Judge Incurs Sanctions for Wrong Answer to Question Whether She Would Perform Same-Sex Marriages

On March 7, the Supreme Court of Wyoming found that a municipal judge and part-time circuit court magistrate, Ruth Neely, violated Wyoming’s Code of Judicial Conduct (WCJC) when she told a reporter for a local newspaper that she would not perform same-sex marriages. The question was posed in light of the U.S. Supreme Court’s Obergefell decision and the Guzzo v. Mead decision by the U.S. District Court for the District of Wyoming. Neely v. Wyoming Commission on Judicial Conduct and Ethics, 2017 WL 900088; 2017 Wyo. LEXIS 26. The court described its decision as aligned with those of other state and federal courts which had considered the question of whether “a judge who will perform marriages only for opposite-sex couples violates the Code of Judicial Conduct.” The court, however, declined to remove Judge Neely from the bench, ordering instead that “Judge Neely shall either perform no marriage ceremonies or she shall perform marriage ceremonies regardless of the couple’s sexual orientation[.]” This was characterized as a public censure.
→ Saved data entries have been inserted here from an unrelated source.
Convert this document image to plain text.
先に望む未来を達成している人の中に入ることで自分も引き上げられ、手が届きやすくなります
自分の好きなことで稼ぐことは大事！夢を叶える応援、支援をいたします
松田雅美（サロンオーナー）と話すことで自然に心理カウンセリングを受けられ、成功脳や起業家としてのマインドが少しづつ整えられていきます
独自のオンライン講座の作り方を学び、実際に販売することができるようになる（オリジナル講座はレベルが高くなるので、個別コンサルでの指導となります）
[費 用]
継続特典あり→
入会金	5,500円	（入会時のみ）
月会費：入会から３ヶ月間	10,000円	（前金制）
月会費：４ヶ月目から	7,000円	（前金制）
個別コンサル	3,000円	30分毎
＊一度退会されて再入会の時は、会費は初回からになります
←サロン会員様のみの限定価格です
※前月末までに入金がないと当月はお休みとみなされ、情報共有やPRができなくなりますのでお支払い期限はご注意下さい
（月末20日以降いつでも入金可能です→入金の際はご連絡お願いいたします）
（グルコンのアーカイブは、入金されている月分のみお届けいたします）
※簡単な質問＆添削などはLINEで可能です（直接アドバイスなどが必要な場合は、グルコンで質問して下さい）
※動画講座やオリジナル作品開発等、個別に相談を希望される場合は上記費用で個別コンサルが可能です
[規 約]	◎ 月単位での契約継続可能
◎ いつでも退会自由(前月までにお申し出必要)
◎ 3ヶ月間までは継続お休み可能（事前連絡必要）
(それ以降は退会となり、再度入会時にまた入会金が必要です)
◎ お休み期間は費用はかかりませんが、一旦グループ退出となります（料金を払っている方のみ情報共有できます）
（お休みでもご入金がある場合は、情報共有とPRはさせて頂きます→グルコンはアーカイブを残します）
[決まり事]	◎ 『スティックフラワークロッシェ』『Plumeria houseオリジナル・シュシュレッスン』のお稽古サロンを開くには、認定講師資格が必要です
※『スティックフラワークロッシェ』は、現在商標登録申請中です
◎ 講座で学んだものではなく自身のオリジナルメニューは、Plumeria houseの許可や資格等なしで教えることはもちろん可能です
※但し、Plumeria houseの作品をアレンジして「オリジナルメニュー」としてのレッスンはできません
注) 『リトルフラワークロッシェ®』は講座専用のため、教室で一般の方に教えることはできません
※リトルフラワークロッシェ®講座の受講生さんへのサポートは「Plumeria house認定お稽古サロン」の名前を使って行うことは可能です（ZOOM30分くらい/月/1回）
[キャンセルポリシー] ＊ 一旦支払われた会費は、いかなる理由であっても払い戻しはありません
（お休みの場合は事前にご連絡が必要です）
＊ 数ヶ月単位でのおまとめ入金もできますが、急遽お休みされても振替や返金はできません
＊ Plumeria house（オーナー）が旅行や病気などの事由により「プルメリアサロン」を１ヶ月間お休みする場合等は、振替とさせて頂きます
Neely, who is not a lawyer and has no formal legal training, was appointed as municipal judge for the town of Pinedale in 1994. In 2001, Neely was also made a part-time circuit court magistrate, in which capacity she is permitted, but not required, to perform marriages. Neely is a devout Christian who holds the “sincere belief that marriage is the union of one man and one woman.”